Por el bien de los adolescentes es urgente cambiar la percepción que se tiene de la adolescencia, y en esta tarealos pediatras pueden jugar un papel decisivo. Por eso voy a dedicar a este tema varios artículos. Cuando se habla de adolescencia se hace en tono preocupado o indignado. Las noticias siempre son negativas. Abundan libros apocalípticos del estilo de “¡Socorro! ¡Tengo un hijo adolescente!” (Bayard y Bayard, 2004). “Mi adolescente me vuelve loco” (Bradley, 2004) “Esos adolescentes que nos dan miedo” (Coslin, 2010).
Uno de los libro más completos en español sobre adolescencia lleva como subtítulo “Riesgos, problemas y trastornos” (Toro, 2010). Michel Fize, un conocido experto en estos temas, señala que “nuestro conocimiento actual de los adolescentes proviene casi exclusivamente del estudio de sujetos enfermos. Los adolescentes felices, como los pueblos felices, no tienen historia”. Esto puede provocar lo que los psicólogos llaman self-fulfi lling prophecy, una profecía que se cumple por el hecho de enunciarla. Hay que tener en cuenta que la adolescencia no es un hecho biológico –eso es la pubertad– sino cultural y que, por lo tanto, depende de la interpretación cultural que se la dé. En primer lugar, no hay “una” adolescencia, sino distintos tipos de adolescentes, como ha estudiado Javier Elzo (Elzo, 2008). Las encuestas nos dicen que la mayoría de los adolescentes atraviesan esa época sin grandes problemas, pero, como señala Fize, muchos “han interiorizado la idea de la supuesta crisis de la adolescencia. Repetir tanto que la adolescencia es un problema “induce en los jóvenes una actitud que viene a corroborar la imagen que se les envía” (Fize, 2009). Didier Pleux ha acusado a influyentes psicólogos como François Dolto, de haber convertido la adolescencia en una “crisis programada”. “La creencia profunda en la fragilidad del adolescente conduce irremediablemente a los padres, si se adhieren a las tesis doltonianas, a educar con enormes cautelas (…) Cuando en la consulta pregunto a un adolescente lo que hace en casa para ayudar en las tareas domésticas, oigo un vago: “Soy solo un adolescente”. En realidad, es un “adolescente rey”, que disfruta de la permisividad educativa de los padres, de los adultos; un niño que, ciertamente, ha crecido, pero que conserva las mismas convicciones que cuando era mas pequeño: hacer todo lo necesario para que la vida sea agradable y con las menores restricciones posibles, los menos frenos posibles a su principio del placer” (Pleux, 2008).
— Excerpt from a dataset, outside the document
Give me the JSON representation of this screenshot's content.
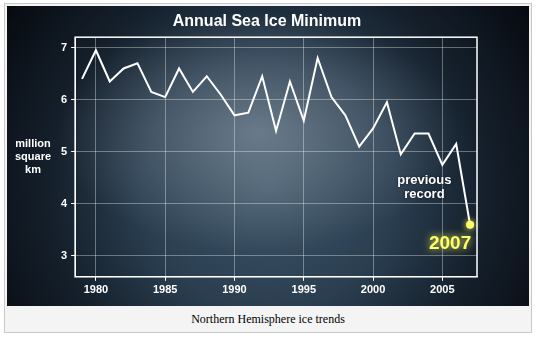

Los padres tienen miedo, y el miedo ha invadido las consultas de los psiquiatras infantiles (Jeammet, 2008). Muchos problemas se patologizan. Una parte importante de los padres que llevan a sus hijos a psicólogos clínicos lo hacen por problemas escolares no patológicos. Pero no podemos olvidar que, según la OMS, entre un 10 y un 20% de los adolescentes europeos padecen algún problema de salud mental y advierte que en el 2020 será la primera causa de discapacidad entre los jóvenes (Hidalgo y cols., 2012). Según el Departamento de Salud de EE. UU. el 20% de los niños y adolescentes tienen al menos un problema de salud mental y en el 11% de esa población eso provoca un deterioro importante en su vida (Galanter y Jensen, 2011). A juicio de algunos expertos, una parte importante de estos trastornos son socialmente inducidos. “Cuando aparece el desorden, ¿no será sobre todo de naturaleza social, el fruto amargo de una sociedad exigente, humillante, injusta y llena de creencias de las que son víctimas los mas débiles que son, por desgracia, los mas jóvenes?” (Fize, 2009). La adolescencia se ha ampliado como etapa educativa y, sin embargo, la consideramos una etapa de autonomía en la que no nos atrevemos a intervenir. Damon, uno de los grandes expertos en psicología de la adolescencia, director de la última edición del Handbook of Child Psychology de la editorial Wiley, advertía ya hace veinte años de que se estaba produciendo un grave deterioro en la educación de los adolescentes (Damon, 1995). Parece que los adultos no sabemos qué hacer con esa edad. En un reciente libro, la profesora de la Válgoma ha estudiado la caótica legislación sobre adolescentes, que dificulta la tarea educativa de los padres (Valgoma, 2013).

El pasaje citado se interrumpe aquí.